There is a great progress of spiritual life. At no one stage does the worshipper of God deny his past. All that is of value before the Incarnation or outside Christianity is preserved by the Christian with the new life which the Christian religion supplies. The sacramental union vitalizes all the good which there might be without it. The worship of our Lord in the reserved sacrament strengthens our hold on His presence within our souls, and it gives new reality to our recognition of the presence and work of God throughout the created world.

[1] See Cosin's Works in Library of Anglo-Catholic Theology, V, 519.

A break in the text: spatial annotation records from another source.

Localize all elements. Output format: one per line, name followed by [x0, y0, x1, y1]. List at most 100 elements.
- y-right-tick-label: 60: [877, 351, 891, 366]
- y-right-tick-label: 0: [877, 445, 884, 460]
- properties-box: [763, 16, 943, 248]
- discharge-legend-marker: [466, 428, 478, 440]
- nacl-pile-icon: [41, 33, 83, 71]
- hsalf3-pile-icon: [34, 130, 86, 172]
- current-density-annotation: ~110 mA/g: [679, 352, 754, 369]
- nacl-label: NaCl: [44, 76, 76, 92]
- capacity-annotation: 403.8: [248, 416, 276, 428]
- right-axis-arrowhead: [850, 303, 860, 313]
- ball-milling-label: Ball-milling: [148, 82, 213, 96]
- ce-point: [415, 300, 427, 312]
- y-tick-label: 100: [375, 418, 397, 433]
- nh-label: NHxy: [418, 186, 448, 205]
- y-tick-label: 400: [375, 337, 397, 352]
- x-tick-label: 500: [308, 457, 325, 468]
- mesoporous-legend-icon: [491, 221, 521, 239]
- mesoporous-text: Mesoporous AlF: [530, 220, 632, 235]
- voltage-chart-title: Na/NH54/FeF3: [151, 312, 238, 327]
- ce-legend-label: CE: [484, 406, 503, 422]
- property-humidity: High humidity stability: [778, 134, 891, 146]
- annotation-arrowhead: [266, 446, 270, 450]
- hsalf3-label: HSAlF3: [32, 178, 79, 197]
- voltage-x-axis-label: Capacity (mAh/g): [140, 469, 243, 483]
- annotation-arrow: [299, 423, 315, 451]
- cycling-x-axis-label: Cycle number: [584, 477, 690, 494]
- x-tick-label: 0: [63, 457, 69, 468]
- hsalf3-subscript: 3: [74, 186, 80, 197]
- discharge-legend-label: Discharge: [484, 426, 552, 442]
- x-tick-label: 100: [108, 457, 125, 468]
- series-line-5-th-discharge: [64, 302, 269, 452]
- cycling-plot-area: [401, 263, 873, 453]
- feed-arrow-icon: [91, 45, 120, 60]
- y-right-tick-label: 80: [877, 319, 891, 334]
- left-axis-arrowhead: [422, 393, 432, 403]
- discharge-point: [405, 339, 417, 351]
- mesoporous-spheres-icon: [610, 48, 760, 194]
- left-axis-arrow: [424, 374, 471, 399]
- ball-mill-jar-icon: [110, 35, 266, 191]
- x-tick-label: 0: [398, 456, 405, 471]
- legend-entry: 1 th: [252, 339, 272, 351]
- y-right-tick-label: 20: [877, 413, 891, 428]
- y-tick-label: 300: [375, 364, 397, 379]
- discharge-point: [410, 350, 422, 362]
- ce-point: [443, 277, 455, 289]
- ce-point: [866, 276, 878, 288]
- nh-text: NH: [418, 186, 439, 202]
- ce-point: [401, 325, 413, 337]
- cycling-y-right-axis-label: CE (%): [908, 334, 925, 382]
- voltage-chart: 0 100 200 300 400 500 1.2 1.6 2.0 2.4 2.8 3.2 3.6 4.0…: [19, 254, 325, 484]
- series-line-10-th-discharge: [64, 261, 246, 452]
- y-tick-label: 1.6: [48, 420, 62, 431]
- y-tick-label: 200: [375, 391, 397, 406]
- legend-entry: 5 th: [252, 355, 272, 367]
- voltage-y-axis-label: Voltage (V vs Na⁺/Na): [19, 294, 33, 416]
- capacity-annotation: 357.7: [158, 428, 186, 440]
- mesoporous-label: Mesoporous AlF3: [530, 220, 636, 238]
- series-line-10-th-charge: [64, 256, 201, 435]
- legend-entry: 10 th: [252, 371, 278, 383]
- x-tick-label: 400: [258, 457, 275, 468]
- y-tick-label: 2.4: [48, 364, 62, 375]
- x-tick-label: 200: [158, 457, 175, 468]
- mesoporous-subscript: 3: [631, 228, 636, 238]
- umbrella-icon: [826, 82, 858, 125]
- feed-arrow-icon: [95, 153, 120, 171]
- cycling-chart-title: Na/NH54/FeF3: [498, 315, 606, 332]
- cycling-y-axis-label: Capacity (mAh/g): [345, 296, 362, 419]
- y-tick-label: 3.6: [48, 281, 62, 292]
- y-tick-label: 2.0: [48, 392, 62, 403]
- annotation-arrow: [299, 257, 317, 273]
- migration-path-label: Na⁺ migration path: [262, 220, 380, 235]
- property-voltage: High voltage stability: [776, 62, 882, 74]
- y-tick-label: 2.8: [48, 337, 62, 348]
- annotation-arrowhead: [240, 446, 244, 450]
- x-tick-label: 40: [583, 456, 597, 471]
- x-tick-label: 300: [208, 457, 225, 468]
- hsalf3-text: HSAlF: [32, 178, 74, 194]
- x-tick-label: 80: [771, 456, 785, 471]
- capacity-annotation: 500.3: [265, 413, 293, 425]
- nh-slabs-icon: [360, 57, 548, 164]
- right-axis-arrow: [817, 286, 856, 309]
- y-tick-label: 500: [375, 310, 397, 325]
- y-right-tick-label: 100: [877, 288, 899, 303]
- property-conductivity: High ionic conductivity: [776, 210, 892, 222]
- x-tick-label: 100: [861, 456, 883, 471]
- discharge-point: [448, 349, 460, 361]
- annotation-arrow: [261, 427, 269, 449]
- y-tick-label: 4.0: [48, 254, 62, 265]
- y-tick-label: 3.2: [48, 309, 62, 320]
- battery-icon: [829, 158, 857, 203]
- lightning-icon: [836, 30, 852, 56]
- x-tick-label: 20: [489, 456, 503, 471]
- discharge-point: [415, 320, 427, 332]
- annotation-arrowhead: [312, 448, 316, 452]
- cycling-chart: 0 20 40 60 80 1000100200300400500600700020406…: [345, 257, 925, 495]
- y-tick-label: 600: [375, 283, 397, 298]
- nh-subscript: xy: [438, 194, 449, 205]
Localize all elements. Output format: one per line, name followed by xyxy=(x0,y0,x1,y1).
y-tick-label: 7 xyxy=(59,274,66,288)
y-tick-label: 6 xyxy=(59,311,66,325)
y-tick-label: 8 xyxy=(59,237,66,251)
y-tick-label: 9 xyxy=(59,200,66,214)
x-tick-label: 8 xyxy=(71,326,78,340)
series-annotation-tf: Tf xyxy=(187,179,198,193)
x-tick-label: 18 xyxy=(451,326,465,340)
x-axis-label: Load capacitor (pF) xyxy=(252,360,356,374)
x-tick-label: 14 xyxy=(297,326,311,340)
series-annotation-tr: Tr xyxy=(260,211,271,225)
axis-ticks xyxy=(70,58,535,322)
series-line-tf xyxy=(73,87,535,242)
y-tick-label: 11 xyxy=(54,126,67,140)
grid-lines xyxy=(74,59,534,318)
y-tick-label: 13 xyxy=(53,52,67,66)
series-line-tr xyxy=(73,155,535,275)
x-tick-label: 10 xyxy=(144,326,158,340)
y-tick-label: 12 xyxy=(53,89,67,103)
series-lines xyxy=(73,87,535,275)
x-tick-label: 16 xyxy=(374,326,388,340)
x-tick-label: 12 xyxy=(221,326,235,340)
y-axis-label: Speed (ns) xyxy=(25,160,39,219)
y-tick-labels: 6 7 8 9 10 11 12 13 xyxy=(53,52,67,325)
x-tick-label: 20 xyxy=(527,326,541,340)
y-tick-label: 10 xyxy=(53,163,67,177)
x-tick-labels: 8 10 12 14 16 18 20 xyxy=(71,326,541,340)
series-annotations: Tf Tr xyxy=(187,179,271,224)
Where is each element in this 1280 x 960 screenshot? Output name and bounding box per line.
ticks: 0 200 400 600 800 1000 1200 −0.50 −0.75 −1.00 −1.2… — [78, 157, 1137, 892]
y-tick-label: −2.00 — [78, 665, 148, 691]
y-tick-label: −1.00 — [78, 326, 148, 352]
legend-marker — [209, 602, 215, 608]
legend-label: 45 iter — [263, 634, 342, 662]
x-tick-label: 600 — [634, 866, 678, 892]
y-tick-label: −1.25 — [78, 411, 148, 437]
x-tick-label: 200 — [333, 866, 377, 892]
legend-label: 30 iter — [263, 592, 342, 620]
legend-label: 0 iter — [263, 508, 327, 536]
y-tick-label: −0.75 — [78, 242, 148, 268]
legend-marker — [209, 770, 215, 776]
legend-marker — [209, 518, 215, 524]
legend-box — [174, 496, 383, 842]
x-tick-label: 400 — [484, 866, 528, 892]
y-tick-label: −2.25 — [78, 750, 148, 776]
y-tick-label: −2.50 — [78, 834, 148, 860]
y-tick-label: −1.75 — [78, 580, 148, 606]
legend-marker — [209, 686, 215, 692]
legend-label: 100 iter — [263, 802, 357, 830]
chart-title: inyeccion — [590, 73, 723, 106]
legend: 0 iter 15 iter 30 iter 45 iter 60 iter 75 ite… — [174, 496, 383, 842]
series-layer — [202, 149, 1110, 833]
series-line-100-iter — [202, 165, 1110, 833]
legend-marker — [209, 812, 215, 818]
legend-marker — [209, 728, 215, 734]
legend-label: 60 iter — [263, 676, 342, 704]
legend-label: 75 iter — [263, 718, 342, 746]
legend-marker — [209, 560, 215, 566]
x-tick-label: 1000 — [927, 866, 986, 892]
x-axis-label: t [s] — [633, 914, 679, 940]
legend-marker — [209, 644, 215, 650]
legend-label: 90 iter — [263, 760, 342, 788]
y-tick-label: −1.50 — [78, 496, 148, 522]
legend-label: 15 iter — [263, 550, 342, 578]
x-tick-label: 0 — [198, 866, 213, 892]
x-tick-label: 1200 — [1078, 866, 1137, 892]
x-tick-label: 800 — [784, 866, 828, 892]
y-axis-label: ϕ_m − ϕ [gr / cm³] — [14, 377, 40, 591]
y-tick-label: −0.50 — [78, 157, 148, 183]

[2] Decret. 3 (de consecr.). dist. 2. cap. 23, "Quod si remanserint in crastinum non reserventur sed cum timore et tremore clericorum diligentia consumantur." Cf. Lyndwood, Provinciate, 3, 26, "Presbyter semper babebit Eucharistiam paratam propter infirmantes: de conte. di. 2 c. Presbyter. Nee obstat eo d. c. tribui ubi prohibetur hostias plures in altari dimissas reservare quia verum est quod non debent reservari ad opus consecrantium sed ad opus morien-tiutn sic ut ibi no. per fo. See also Notes and collections on the Book of Common Prayer, series i (wrongly assigned to Cosin), in Library of Anglo-Catholic Theology, Cosin's Works, V, 121; T. W. Perry, Some Historical Considerations relating to the Declaration on Kneeling (1863), pp. 122, 123; C. Atchley (1899) quoted in Hierurgia Anglicana (new edition, 1903), ii, 164, 165; W. H. Frere, A new history of the Book of Common Prayer (1901), p. 502, note i.

[3] References to Exposition in the fifteenth and sixteenth centuries are frequent. As to Benediction, the present writer said in his The Reserved Sacrament (1917), pp. 73-75, that as a formal ceremony it probably is not older than the second half of the sixteenth century. After the publication of that book, however. Father H. Thurston in The Month for September, 1918, pp. 219-221, called attention to a probable allusion in the record of the Council held at London in 1309, and to a clear reference by Felix Hemerli, who died about 1460, in his treatise de benedictionibus aurae cum sacramento faciendii (see variae oblectationis opuscula, 1497, signature r 2 verso, r 3 recto). Hemerli refers to Benediction incidentally as an illustration of his argument as if it was well known and recognized in Germany and Switzerland. That it was not practised till the sixteenth century in France has been thought to be shown by J. B. Thiers, Traité de l'exposition du saint sacrement (1679).